Потрясенный Наладемус пытался осознать услышанное.

– Если это случилось прошлой ночью, почему меня еще не арестовала охрана императора?

Бануин прошел мимо него и вышел на балкон, откуда было видно, как в Город уходят последние рыцари. Наладемус слышал мерный звук их шагов, и сердце у него упало. Джасарей знал о сегодняшних арестах и выжидал, пока опустеет Храм.

Спотыкаясь, Наладемус вышел на балкон и закричал вслед Удаляющимся рыцарям.

– Остановитесь! – что есть силы вопил он, но никто его не услышал.

Он молча стоял на балконе, толстые пальцы вцепились в перила так, что костяшки побелели, затем он снова взглянул в спокойное лицо юноши.

– Что же мне делать, Бануин? Бануин вздохнул:

– Я возвращаюсь домой, господин, к своему народу. Мне вообще не следовало приезжать сюда. Вам уже никто не может помочь.

Бануин отвернулся и шагнул к двери, но Наладемус схватил его за руку.

– Это ты! – закричал он. – Ты предал меня! Бануин поднял ладонь и легко коснулся груди Наладемуса, тот разжал руку, и Бануин пошел к двери. Наладемус набрал воздуху, хотел крикнуть страже, чтобы они убили мальчишку, зарезали у него на глазах, но Бануин взглянул на него, и горло Наладемуса сжалось. Бануин ушел.

С неистово бьющимся сердцем Наладемус вышел на балкон. Его мутило, и кружилась голова. Внизу, на улице, он увидел полк пехотинцев, направляющихся к баракам, Утреннее солнце осветило их серебряные доспехи и белые чупруны. Это шла королевская гвардия Джасарея.

Наладемус сделал шаг назад, наступил на полу малиновой мантии и упал. Поднявшись, он бросился к столу, схватил нож и провел по толстому запястью. Лезвие было слишком тупым.

Королевские гвардейцы вошли в ворота.

Наладемус вышел в коридор, дверь охраняли два рыцаря.

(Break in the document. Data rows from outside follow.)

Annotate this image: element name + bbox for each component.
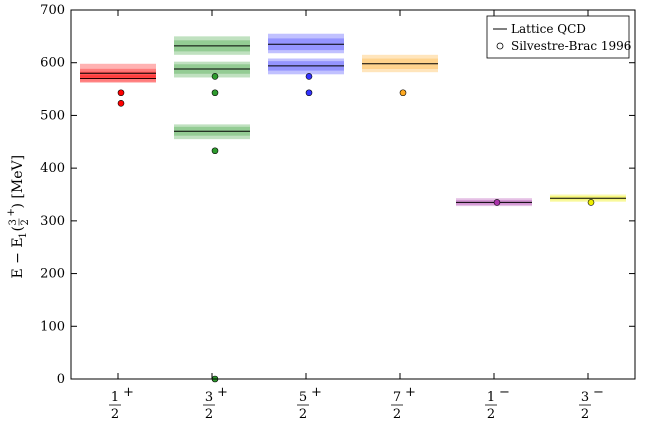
model-point bbox=[117, 100, 125, 107]
legend-circle-marker bbox=[496, 42, 504, 50]
error-band bbox=[174, 61, 250, 78]
x-tick-denominator: 2 bbox=[205, 407, 213, 422]
x-tick-denominator: 2 bbox=[299, 407, 307, 422]
error-band bbox=[174, 124, 250, 140]
y-axis-label: E − E1(3 2+) [MeV] bbox=[6, 155, 31, 279]
y-axis-label-subscript: 1 bbox=[18, 232, 29, 238]
x-tick-label: 1 2− bbox=[485, 385, 510, 422]
y-tick-label: 100 bbox=[40, 319, 65, 334]
x-tick-label: 7 2 + bbox=[391, 385, 416, 422]
x-tick-numerator: 7 bbox=[393, 390, 401, 405]
y-tick-label: 0 bbox=[57, 372, 65, 387]
model-point bbox=[211, 73, 219, 80]
y-axis-label-rest: ) [MeV] bbox=[10, 155, 26, 209]
y-axis-label-main: E − E bbox=[10, 237, 26, 278]
y-tick-label: 400 bbox=[40, 161, 65, 176]
x-tick-parity: − bbox=[499, 385, 510, 400]
error-band bbox=[268, 33, 344, 54]
error-band bbox=[268, 58, 344, 75]
legend-box bbox=[486, 15, 630, 59]
x-tick-parity: + bbox=[123, 385, 134, 400]
error-band bbox=[80, 71, 156, 83]
x-tick-parity: − bbox=[593, 385, 604, 400]
y-tick-label: 500 bbox=[40, 108, 65, 123]
x-tick-denominator: 2 bbox=[581, 407, 589, 422]
y-axis-label-paren-open: ( bbox=[10, 226, 26, 231]
x-tick-denominator: 2 bbox=[487, 407, 495, 422]
model-point bbox=[305, 89, 313, 97]
legend-entry-model: Silvestre-Brac 1996 bbox=[511, 39, 631, 53]
y-axis-label-fraction-den: 2 bbox=[20, 219, 31, 225]
model-point bbox=[587, 199, 595, 206]
plot-frame bbox=[70, 9, 636, 380]
x-tick-parity: + bbox=[311, 385, 322, 400]
plot-area bbox=[71, 33, 635, 383]
x-tick-label: 3 2 + bbox=[203, 385, 228, 422]
model-point bbox=[399, 89, 407, 97]
x-tick-label: 1 2 + bbox=[109, 385, 134, 422]
legend-entry-lattice: Lattice QCD bbox=[511, 22, 586, 36]
x-tick-numerator: 3 bbox=[581, 390, 589, 405]
x-tick-label: 5 2 + bbox=[297, 385, 322, 422]
x-tick-parity: + bbox=[405, 385, 416, 400]
x-tick-numerator: 1 bbox=[487, 390, 495, 405]
model-point bbox=[117, 89, 125, 97]
x-tick-denominator: 2 bbox=[111, 407, 119, 422]
x-tick-denominator: 2 bbox=[393, 407, 401, 422]
y-tick-label: 300 bbox=[40, 214, 65, 229]
x-tick-label: 3 2− bbox=[579, 385, 604, 422]
model-point bbox=[211, 89, 219, 97]
error-band bbox=[80, 63, 156, 79]
x-tick-parity: + bbox=[217, 385, 228, 400]
model-point bbox=[493, 199, 501, 206]
x-tick-numerator: 1 bbox=[111, 390, 119, 405]
y-tick-label: 200 bbox=[40, 267, 65, 282]
model-point bbox=[211, 147, 219, 155]
y-tick-label: 700 bbox=[40, 3, 65, 18]
x-tick-numerator: 3 bbox=[205, 390, 213, 405]
y-axis-label-fraction-num: 3 bbox=[8, 219, 19, 225]
y-axis-label-parity: + bbox=[6, 208, 17, 216]
model-point bbox=[305, 73, 313, 80]
legend: Lattice QCD Silvestre-Brac 1996 bbox=[486, 15, 631, 59]
y-tick-label: 600 bbox=[40, 56, 65, 71]
x-tick-numerator: 5 bbox=[299, 390, 307, 405]
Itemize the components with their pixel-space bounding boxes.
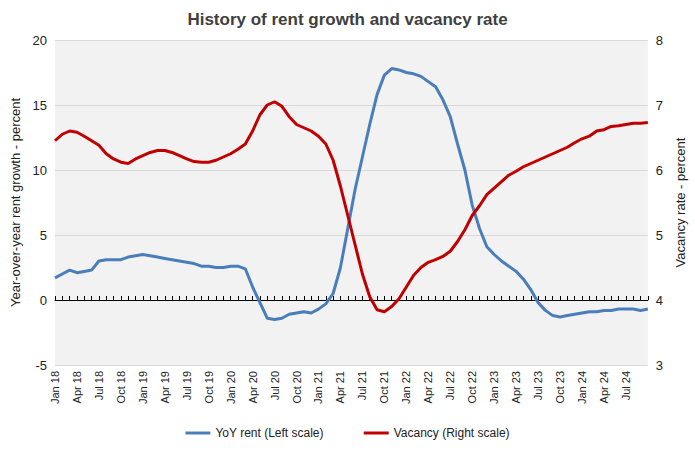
svg-text:15: 15	[33, 98, 47, 113]
svg-text:Jan 24: Jan 24	[576, 371, 588, 404]
svg-text:Apr 22: Apr 22	[422, 371, 434, 403]
svg-text:Jan 20: Jan 20	[225, 371, 237, 404]
svg-text:Jul 23: Jul 23	[532, 371, 544, 400]
svg-text:Jul 24: Jul 24	[620, 371, 632, 400]
svg-text:0: 0	[40, 293, 47, 308]
svg-text:Jul 19: Jul 19	[181, 371, 193, 400]
svg-text:Apr 18: Apr 18	[71, 371, 83, 403]
svg-text:Oct 23: Oct 23	[554, 371, 566, 403]
svg-text:Oct 20: Oct 20	[291, 371, 303, 403]
svg-text:Apr 19: Apr 19	[159, 371, 171, 403]
svg-text:Jul 21: Jul 21	[356, 371, 368, 400]
svg-text:4: 4	[656, 293, 663, 308]
svg-text:Oct 18: Oct 18	[115, 371, 127, 403]
svg-text:8: 8	[656, 33, 663, 48]
svg-text:Jan 18: Jan 18	[49, 371, 61, 404]
svg-text:Jan 23: Jan 23	[488, 371, 500, 404]
svg-text:6: 6	[656, 163, 663, 178]
svg-text:10: 10	[33, 163, 47, 178]
svg-text:History of rent growth and vac: History of rent growth and vacancy rate	[187, 10, 507, 29]
svg-text:Apr 20: Apr 20	[247, 371, 259, 403]
svg-text:Apr 21: Apr 21	[334, 371, 346, 403]
svg-text:Oct 22: Oct 22	[466, 371, 478, 403]
svg-text:-5: -5	[35, 358, 47, 373]
svg-text:Year-over-year rent growth - p: Year-over-year rent growth - percent	[8, 98, 23, 307]
svg-text:YoY rent (Left scale): YoY rent (Left scale)	[215, 426, 323, 440]
svg-text:Vacancy rate - percent: Vacancy rate - percent	[673, 137, 688, 267]
svg-text:Jul 18: Jul 18	[93, 371, 105, 400]
svg-text:Vacancy (Right scale): Vacancy (Right scale)	[394, 426, 510, 440]
svg-text:7: 7	[656, 98, 663, 113]
svg-text:5: 5	[40, 228, 47, 243]
svg-text:5: 5	[656, 228, 663, 243]
svg-text:Jul 20: Jul 20	[269, 371, 281, 400]
svg-text:Apr 24: Apr 24	[598, 371, 610, 403]
svg-text:Apr 23: Apr 23	[510, 371, 522, 403]
svg-text:Oct 19: Oct 19	[203, 371, 215, 403]
svg-text:20: 20	[33, 33, 47, 48]
svg-text:3: 3	[656, 358, 663, 373]
svg-text:Jan 19: Jan 19	[137, 371, 149, 404]
svg-text:Jan 22: Jan 22	[400, 371, 412, 404]
svg-text:Jan 21: Jan 21	[312, 371, 324, 404]
svg-text:Jul 22: Jul 22	[444, 371, 456, 400]
svg-text:Oct 21: Oct 21	[378, 371, 390, 403]
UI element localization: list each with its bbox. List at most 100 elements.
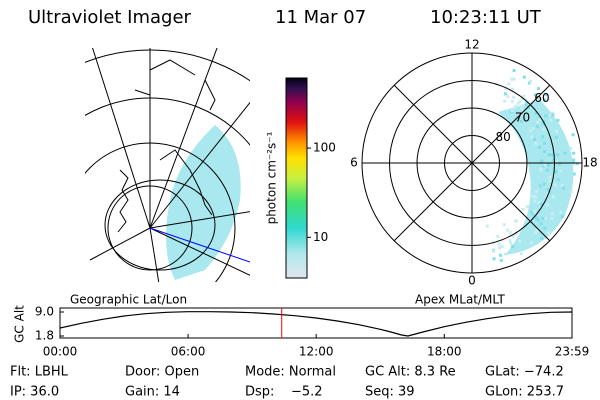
aurora-pixel: [514, 219, 518, 223]
aurora-pixel: [539, 159, 543, 163]
aurora-pixel: [519, 252, 523, 256]
aurora-pixel: [572, 158, 576, 162]
aurora-pixel: [543, 98, 547, 102]
aurora-pixel: [535, 229, 539, 233]
x-tick-label: 12:00: [299, 345, 334, 359]
footer-field: Flt: LBHL: [10, 365, 69, 380]
aurora-pixel: [536, 218, 540, 222]
aurora-pixel: [511, 87, 515, 91]
aurora-pixel: [575, 162, 579, 166]
polar-lat-label: 60: [534, 91, 549, 105]
colorbar-tick-label: 100: [313, 141, 336, 155]
aurora-pixel: [544, 195, 548, 199]
aurora-pixel: [511, 245, 515, 249]
aurora-pixel: [507, 82, 511, 86]
aurora-pixel: [532, 210, 536, 214]
aurora-pixel: [512, 69, 516, 73]
aurora-pixel: [551, 158, 555, 162]
aurora-pixel: [519, 119, 523, 123]
y-tick-label: 9.0: [35, 305, 54, 319]
aurora-pixel: [529, 241, 533, 245]
aurora-pixel: [521, 103, 525, 107]
aurora-pixel: [539, 222, 543, 226]
aurora-pixel: [529, 80, 533, 84]
aurora-pixel: [537, 201, 541, 205]
aurora-pixel: [525, 101, 529, 105]
aurora-pixel: [533, 199, 537, 203]
aurora-pixel: [541, 216, 545, 220]
aurora-pixel: [551, 153, 555, 157]
aurora-pixel: [525, 205, 529, 209]
aurora-pixel: [531, 194, 535, 198]
aurora-pixel: [508, 239, 512, 243]
aurora-pixel: [510, 109, 514, 113]
aurora-pixel: [541, 122, 545, 126]
aurora-pixel: [512, 95, 516, 99]
polar-mlt-label: 18: [582, 156, 597, 170]
footer-field: GC Alt: 8.3 Re: [365, 365, 456, 380]
aurora-pixel: [550, 111, 554, 115]
aurora-pixel: [503, 99, 507, 103]
polar-lat-label: 70: [515, 111, 530, 125]
time: 10:23:11 UT: [430, 7, 542, 28]
altitude-line: [59, 311, 573, 337]
aurora-pixel: [548, 179, 552, 183]
aurora-pixel: [548, 175, 552, 179]
aurora-pixel: [514, 231, 518, 235]
aurora-pixel: [556, 178, 560, 182]
aurora-pixel: [545, 168, 549, 172]
aurora-pixel: [531, 127, 535, 131]
aurora-pixel: [543, 141, 547, 145]
polar-grid: [498, 100, 574, 255]
aurora-pixel: [530, 135, 534, 139]
plot-frame: [59, 307, 573, 339]
aurora-pixel: [549, 118, 553, 122]
aurora-pixel: [520, 106, 524, 110]
aurora-pixel: [543, 226, 547, 230]
aurora-pixel: [499, 253, 503, 257]
polar-mlt-label: 12: [464, 38, 479, 52]
x-tick-label: 23:59: [555, 345, 590, 359]
aurora-pixel: [503, 92, 507, 96]
footer-field: GLon: 253.7: [485, 385, 564, 400]
aurora-pixel: [535, 125, 539, 129]
aurora-pixel: [542, 127, 546, 131]
aurora-pixel: [571, 133, 575, 137]
y-axis-label: GC Alt: [13, 305, 27, 343]
aurora-pixel: [554, 135, 558, 139]
aurora-pixel: [560, 184, 564, 188]
aurora-pixel: [546, 231, 550, 235]
colorbar: [285, 77, 308, 279]
aurora-pixel: [562, 186, 566, 190]
footer-field: Mode: Normal: [245, 365, 336, 380]
aurora-pixel: [508, 230, 512, 234]
aurora-pixel: [569, 190, 573, 194]
aurora-pixel: [554, 129, 558, 133]
aurora-pixel: [538, 184, 542, 188]
polar-label: Apex MLat/MLT: [415, 293, 505, 307]
colorbar-tick-label: 10: [313, 230, 328, 244]
aurora-pixel: [496, 234, 500, 238]
footer-field: Dsp: −5.2: [245, 385, 323, 400]
aurora-pixel: [554, 160, 558, 164]
aurora-pixel: [498, 246, 502, 250]
aurora-pixel: [552, 195, 556, 199]
aurora-pixel: [521, 96, 525, 100]
aurora-pixel: [548, 153, 552, 157]
x-tick-label: 18:00: [427, 345, 462, 359]
aurora-pixel: [505, 228, 509, 232]
aurora-pixel: [497, 242, 501, 246]
aurora-pixel: [542, 182, 546, 186]
aurora-pixel: [514, 104, 518, 108]
aurora-pixel: [524, 103, 528, 107]
aurora-pixel: [492, 249, 496, 253]
x-tick-label: 00:00: [43, 345, 78, 359]
map-label: Geographic Lat/Lon: [70, 293, 187, 307]
aurora-pixel: [554, 170, 558, 174]
aurora-pixel: [544, 114, 548, 118]
aurora-pixel: [532, 137, 536, 141]
colorbar-label: photon cm⁻²s⁻¹: [265, 131, 279, 224]
aurora-pixel: [534, 195, 538, 199]
aurora-pixel: [534, 111, 538, 115]
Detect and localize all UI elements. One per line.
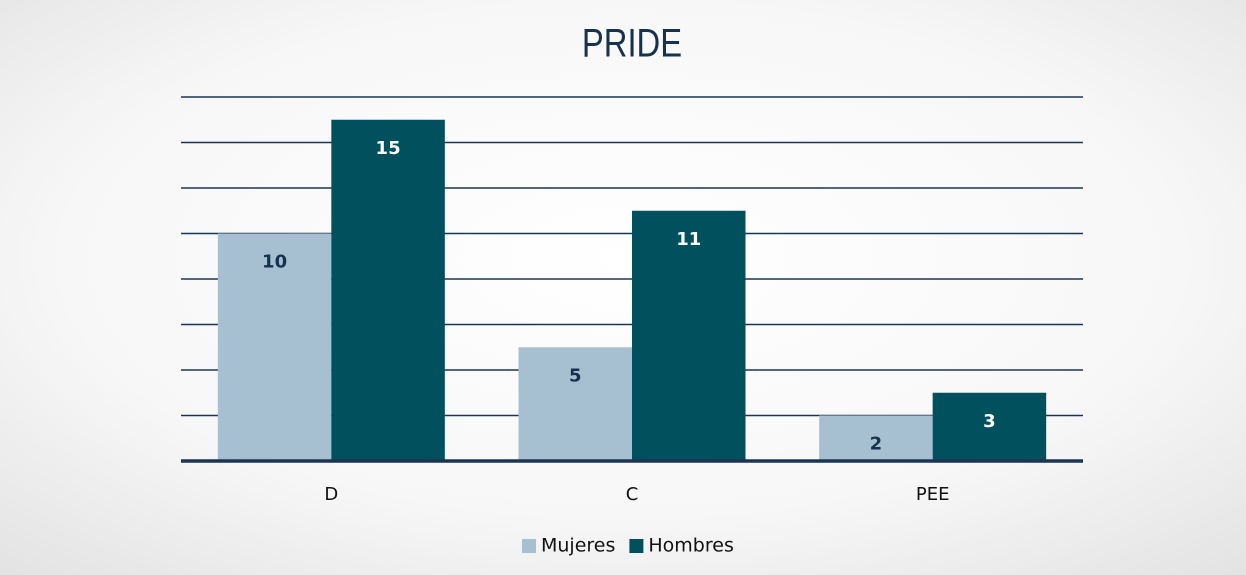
data-label: 3 [983, 411, 996, 432]
legend-label: Mujeres [541, 535, 615, 557]
data-label: 11 [676, 229, 701, 250]
bar [331, 119, 445, 461]
legend-swatch [522, 539, 536, 553]
bar [217, 233, 332, 461]
data-label: 5 [569, 365, 582, 386]
data-label: 2 [870, 434, 883, 455]
bar [932, 392, 1047, 461]
bar [819, 415, 933, 461]
chart-title: PRIDE [582, 20, 682, 65]
legend-swatch [629, 539, 644, 553]
x-tick-label: C [626, 484, 639, 505]
bar [632, 210, 746, 461]
x-tick-label: D [324, 484, 338, 505]
data-label: 10 [262, 252, 287, 273]
legend-label: Hombres [648, 535, 733, 557]
bar [518, 347, 632, 461]
data-label: 15 [376, 138, 401, 159]
x-tick-label: PEE [916, 484, 950, 505]
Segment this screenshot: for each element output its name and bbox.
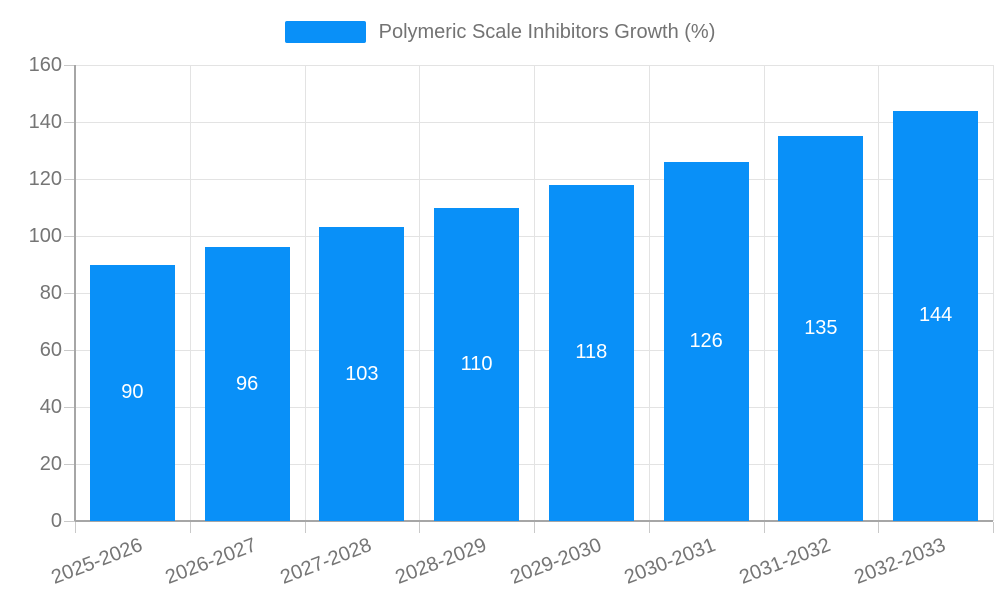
x-tick — [189, 522, 191, 533]
bar: 118 — [548, 184, 634, 521]
bar-value-label: 90 — [121, 381, 144, 404]
y-axis-line — [74, 65, 76, 521]
y-tick — [64, 293, 75, 294]
y-axis-tick-label: 0 — [50, 510, 62, 532]
bar: 90 — [89, 264, 175, 521]
y-tick — [64, 350, 75, 351]
legend-label: Polymeric Scale Inhibitors Growth (%) — [378, 20, 716, 43]
x-tick — [75, 522, 76, 533]
bar-value-label: 118 — [575, 341, 608, 364]
bar: 144 — [893, 110, 979, 521]
y-axis-tick-label: 40 — [39, 396, 62, 418]
bar: 103 — [319, 227, 405, 521]
bar-value-label: 110 — [460, 352, 493, 375]
x-gridline — [993, 65, 994, 521]
y-axis-tick-label: 20 — [39, 453, 62, 475]
y-axis-tick-label: 60 — [39, 339, 62, 361]
y-axis-tick-label: 120 — [28, 168, 62, 190]
x-gridline — [304, 65, 306, 521]
x-gridline — [763, 65, 765, 521]
x-gridline — [648, 65, 650, 521]
x-gridline — [189, 65, 191, 521]
x-axis-tick-label: 2032-2033 — [851, 534, 949, 589]
x-tick — [763, 522, 765, 533]
y-tick — [64, 65, 75, 66]
x-axis-tick-label: 2028-2029 — [392, 534, 490, 589]
y-tick — [64, 122, 75, 123]
bar-value-label: 96 — [236, 372, 259, 395]
x-tick — [534, 522, 535, 533]
y-tick — [64, 236, 75, 237]
y-axis-tick-label: 140 — [28, 111, 62, 133]
x-tick — [993, 522, 994, 533]
bar: 135 — [778, 136, 864, 521]
x-gridline — [534, 65, 535, 521]
y-axis-tick-label: 100 — [28, 225, 62, 247]
x-gridline — [419, 65, 421, 521]
bar-value-label: 144 — [918, 304, 953, 327]
x-axis-line — [75, 520, 993, 522]
bar: 110 — [434, 207, 520, 521]
x-tick — [648, 522, 650, 533]
x-axis-tick-label: 2026-2027 — [162, 534, 261, 589]
x-axis-tick-label: 2030-2031 — [621, 534, 720, 589]
bar-value-label: 135 — [804, 317, 838, 340]
legend-swatch-icon — [284, 21, 366, 43]
y-axis-tick-label: 160 — [28, 54, 62, 76]
bar-value-label: 103 — [345, 362, 379, 385]
x-axis-tick-label: 2025-2026 — [48, 534, 146, 589]
x-tick — [419, 522, 421, 533]
bar: 126 — [663, 161, 749, 521]
x-tick — [878, 522, 880, 533]
x-tick — [304, 522, 306, 533]
bar: 96 — [204, 247, 290, 521]
y-axis-tick-label: 80 — [39, 282, 62, 304]
legend-item[interactable]: Polymeric Scale Inhibitors Growth (%) — [0, 20, 1000, 44]
x-axis-tick-label: 2031-2032 — [736, 534, 834, 589]
y-tick — [64, 179, 75, 180]
bar-value-label: 126 — [689, 329, 723, 352]
y-tick — [64, 521, 75, 522]
x-axis-tick-label: 2027-2028 — [277, 534, 375, 589]
x-gridline — [878, 65, 880, 521]
y-tick — [64, 464, 75, 465]
y-tick — [64, 407, 75, 408]
x-axis-tick-label: 2029-2030 — [507, 534, 605, 589]
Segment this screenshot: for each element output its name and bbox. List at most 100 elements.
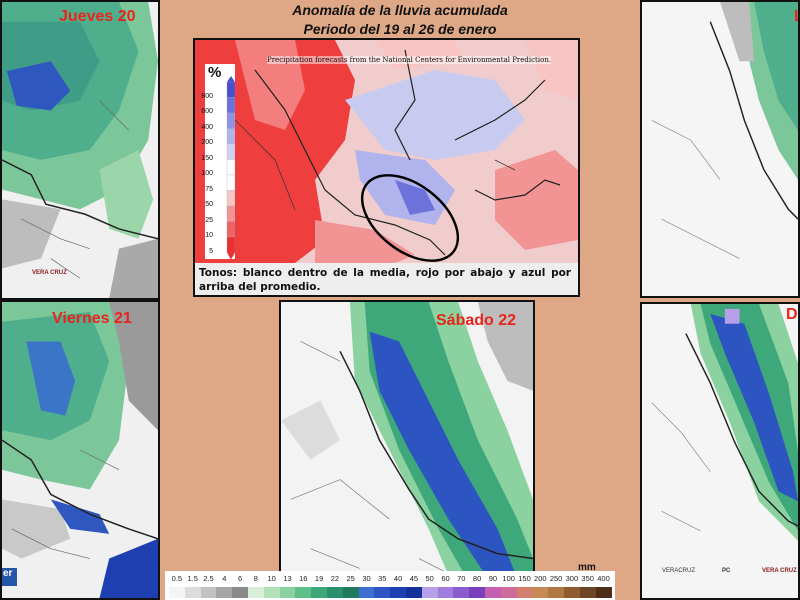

– Дай мне свой меч, – приказал он одному из них.

– Мой меч?

Наладемус схватился за рукоятку меча и вытащил его из ножен рыцаря. Снизу донеслись крики и шум потасовки. Он не спеша вернулся в комнаты и оглядел их богатое убранство, полки, уставленные фолиантами и золотыми кубками. С балкона виднелся Город в лучах утреннего солнца. Наладемус встал на колени и направил меч острием к груди. Распахнув мантию, приставил его к жирной груди… Но только прорезал кожу над грудиной и уперся в ключицу. Наладемуса схватили и попытались поставить на ноги. – Нет! – ревел Наладемус. – Нет!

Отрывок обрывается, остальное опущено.